The 36-600 was my first TS....it's since been replaced by the TS300. If simply replacing the brushes doesn't do the trick, I doubt it's worth repairing the motor unless you find someone to do it cheap. 

At this point, I'd be leaning heavily toward biting the bullet and buying at least a full size used contractor saw with the $200 it'll cost to replace the motor on the 36-600. After 10 years, I'd say you got your money's worth. You might be able to sell of some of the parts to offset the cost of a replacement....fence, miter gauge, blade guard, leg stand, handwheels, wings, etc....you might be pleasantly surprised by what you'll get on Ebay. 

There are some new saw deals going on...$400 for the Jet contractor saw at Rockler. $267 for the Craftsman 22104 hybrid at Sears (if you can find one in stock). Have heard rumor about a Ridgid TS2400 portable jobsite saw for $299 on black Friday. And likely many others I'm not aware of...'tis the season. :thumbsup:


----------



## mikew13 (Nov 22, 2007)

Unfortunately the 36-600 isn't belt drive, its direct drive with a intregrated 5/8 shaft tapped on the end.
http://www.toolpartsdirect.com/cgi-bin/schematic.cgi/delta/36-600

Thank you for the knottscott, however being a ex-home depot employee, I prefer to shy away from Ridgid and even further from Craftsman power tools. (I buy their handtools through).
However Craftsman sacrificed quality in power tools about 20 years ago.

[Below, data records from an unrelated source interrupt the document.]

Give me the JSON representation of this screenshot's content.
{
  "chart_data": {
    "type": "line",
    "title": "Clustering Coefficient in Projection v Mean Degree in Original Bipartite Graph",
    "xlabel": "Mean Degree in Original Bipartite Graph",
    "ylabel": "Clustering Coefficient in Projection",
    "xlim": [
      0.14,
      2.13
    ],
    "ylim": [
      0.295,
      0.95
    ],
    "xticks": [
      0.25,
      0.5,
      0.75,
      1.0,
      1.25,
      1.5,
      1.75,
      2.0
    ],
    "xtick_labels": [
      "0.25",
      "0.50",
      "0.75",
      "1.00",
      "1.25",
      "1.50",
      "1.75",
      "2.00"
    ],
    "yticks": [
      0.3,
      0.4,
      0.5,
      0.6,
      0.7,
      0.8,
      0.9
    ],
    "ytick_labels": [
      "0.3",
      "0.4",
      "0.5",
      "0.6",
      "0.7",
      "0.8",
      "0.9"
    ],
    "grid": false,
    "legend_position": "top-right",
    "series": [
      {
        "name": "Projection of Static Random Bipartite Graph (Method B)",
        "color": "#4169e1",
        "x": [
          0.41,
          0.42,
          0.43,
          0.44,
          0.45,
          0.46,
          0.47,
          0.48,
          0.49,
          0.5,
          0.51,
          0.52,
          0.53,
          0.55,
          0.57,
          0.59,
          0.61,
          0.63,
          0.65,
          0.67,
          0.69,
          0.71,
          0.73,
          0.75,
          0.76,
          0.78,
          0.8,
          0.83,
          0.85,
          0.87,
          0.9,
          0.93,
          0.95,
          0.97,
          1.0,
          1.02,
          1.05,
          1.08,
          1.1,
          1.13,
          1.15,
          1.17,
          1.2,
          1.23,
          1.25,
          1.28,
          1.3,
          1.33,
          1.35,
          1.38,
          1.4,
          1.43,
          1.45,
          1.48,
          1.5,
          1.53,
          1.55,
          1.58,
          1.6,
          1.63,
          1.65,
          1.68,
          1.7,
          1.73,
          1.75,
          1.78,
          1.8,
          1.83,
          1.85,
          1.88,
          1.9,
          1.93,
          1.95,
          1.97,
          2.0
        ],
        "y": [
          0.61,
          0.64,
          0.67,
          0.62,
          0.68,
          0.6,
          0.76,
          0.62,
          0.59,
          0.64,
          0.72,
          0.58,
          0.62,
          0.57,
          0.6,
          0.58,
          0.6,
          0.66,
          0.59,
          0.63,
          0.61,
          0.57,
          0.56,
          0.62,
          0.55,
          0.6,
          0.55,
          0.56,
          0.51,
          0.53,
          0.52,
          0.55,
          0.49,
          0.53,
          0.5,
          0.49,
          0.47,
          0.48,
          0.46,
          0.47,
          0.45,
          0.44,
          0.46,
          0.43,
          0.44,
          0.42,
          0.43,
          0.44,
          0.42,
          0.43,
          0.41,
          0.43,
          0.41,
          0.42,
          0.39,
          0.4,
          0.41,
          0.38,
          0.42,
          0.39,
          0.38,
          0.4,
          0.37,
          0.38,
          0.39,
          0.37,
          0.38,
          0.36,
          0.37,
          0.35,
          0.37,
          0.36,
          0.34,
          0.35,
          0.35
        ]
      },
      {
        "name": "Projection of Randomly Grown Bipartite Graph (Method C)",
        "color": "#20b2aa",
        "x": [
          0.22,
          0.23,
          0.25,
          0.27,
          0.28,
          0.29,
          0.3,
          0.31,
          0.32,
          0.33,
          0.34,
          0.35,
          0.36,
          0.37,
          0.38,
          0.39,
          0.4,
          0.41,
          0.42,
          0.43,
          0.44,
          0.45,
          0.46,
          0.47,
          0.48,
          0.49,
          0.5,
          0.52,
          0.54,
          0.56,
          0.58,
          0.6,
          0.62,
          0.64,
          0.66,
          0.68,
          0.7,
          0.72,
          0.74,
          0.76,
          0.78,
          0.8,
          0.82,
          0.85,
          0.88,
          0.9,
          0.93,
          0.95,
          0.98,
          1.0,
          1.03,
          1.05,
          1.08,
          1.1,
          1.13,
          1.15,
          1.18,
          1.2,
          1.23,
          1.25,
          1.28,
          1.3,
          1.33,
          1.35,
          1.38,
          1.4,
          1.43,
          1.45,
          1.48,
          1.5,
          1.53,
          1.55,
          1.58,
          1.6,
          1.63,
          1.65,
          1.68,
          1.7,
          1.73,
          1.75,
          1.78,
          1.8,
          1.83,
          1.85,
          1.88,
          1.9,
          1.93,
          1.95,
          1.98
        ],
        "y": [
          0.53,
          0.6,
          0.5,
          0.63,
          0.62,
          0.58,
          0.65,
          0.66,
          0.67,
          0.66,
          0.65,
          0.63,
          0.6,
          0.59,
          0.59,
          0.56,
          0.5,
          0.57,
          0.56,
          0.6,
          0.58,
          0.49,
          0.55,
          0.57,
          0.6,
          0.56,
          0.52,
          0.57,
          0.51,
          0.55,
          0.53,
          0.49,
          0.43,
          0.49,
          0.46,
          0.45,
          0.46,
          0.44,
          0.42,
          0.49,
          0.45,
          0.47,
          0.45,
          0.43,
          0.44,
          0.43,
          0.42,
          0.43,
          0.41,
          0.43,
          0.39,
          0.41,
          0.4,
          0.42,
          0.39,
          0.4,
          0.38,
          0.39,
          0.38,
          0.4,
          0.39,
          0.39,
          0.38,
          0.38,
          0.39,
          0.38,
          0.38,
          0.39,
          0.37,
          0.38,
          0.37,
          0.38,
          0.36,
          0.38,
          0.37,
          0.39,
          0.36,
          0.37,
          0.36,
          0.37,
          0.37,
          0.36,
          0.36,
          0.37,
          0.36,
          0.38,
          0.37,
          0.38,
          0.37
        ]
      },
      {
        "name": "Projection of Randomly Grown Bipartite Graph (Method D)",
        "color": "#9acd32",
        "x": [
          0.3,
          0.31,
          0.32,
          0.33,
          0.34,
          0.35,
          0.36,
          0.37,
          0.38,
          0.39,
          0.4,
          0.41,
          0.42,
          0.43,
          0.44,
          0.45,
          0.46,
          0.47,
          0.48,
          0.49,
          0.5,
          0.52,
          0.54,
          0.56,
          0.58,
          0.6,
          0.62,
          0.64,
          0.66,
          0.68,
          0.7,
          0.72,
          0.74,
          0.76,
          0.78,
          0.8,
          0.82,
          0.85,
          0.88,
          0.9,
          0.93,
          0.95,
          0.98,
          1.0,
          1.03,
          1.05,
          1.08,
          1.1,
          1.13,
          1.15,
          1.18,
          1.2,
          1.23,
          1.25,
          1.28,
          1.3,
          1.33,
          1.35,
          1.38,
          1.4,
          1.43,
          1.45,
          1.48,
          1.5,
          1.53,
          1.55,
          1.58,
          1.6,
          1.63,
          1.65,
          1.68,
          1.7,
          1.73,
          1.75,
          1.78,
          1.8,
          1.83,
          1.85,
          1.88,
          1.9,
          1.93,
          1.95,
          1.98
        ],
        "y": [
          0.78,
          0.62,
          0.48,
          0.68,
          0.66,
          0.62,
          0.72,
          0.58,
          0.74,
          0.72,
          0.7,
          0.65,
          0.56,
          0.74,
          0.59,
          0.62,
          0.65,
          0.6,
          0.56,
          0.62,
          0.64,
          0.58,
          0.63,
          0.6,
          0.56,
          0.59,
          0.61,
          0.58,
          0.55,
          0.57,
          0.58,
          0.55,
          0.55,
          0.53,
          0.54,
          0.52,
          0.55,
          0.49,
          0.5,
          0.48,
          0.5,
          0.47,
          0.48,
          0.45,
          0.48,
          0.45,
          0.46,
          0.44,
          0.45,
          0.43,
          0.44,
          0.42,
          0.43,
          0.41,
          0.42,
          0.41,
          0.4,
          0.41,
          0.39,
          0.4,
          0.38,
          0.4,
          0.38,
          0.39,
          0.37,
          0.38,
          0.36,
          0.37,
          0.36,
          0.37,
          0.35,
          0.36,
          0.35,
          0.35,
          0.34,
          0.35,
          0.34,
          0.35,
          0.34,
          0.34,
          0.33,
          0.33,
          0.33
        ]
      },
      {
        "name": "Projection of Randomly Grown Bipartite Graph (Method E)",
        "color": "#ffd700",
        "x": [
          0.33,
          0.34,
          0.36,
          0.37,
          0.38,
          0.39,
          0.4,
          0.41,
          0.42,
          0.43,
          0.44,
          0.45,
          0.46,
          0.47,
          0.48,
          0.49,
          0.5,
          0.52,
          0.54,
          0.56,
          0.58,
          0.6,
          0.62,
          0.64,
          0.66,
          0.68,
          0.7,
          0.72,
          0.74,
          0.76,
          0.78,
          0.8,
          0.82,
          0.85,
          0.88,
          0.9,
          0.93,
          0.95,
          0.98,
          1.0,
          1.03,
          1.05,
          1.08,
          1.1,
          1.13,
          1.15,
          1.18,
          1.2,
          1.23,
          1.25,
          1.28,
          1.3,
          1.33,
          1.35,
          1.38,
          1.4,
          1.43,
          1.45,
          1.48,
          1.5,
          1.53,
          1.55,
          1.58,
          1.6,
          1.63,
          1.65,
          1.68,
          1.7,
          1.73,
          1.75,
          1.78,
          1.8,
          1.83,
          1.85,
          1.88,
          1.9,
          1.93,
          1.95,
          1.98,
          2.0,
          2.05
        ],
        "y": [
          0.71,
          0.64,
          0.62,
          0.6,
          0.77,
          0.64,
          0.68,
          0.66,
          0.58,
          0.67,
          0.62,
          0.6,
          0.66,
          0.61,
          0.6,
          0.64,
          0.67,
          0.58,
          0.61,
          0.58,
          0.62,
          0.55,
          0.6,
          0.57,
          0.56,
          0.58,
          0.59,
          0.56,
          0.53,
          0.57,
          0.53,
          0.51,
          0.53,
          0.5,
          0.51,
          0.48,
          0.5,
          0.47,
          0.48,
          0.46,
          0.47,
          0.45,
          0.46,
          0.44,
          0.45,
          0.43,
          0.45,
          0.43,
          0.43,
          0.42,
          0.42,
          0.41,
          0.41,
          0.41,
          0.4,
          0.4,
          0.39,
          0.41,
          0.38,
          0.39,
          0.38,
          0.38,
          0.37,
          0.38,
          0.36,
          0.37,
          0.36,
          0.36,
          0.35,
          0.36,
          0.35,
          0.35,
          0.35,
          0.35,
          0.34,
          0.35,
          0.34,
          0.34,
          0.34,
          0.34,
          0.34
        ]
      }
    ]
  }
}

Being a direct drive motor, it seems impossible to find a aftermarket, superior replacement motor. So I will bite the bullet and replace it. 
I have other things on my list instead of buying another tablesaw. Being 25, out of school and no permanent job, I will keep this until I find a permanent job and can purchase better and more machinery. In that case when the time comes, and I can pay $800-$1000 for a good saw. For now if I find a nice, shop used Delta Contractors saw with the external belt drive motor, I will sell this one, especially when its easier to upgrade the motor.


----------



## mikew13 (Nov 22, 2007)

Does this look like a good saw?





































Model 34-444


----------



## knotscott (Nov 8, 2007)

:thumbsup: It does to me....good saw, looks to be in good shape, and is a standard full size saw. That's the USA made version of their more modern China saws. It'll accept standard accessories and things like the wings and fence are easily upgradeable in the future should you ever have the desire. If the price is right and it runs as good as it looks, I'd be tempted.


----------



## mikew13 (Nov 22, 2007)

Also a 34-441 popped up on Craigslist, but is the 34-444 a superior model?


----------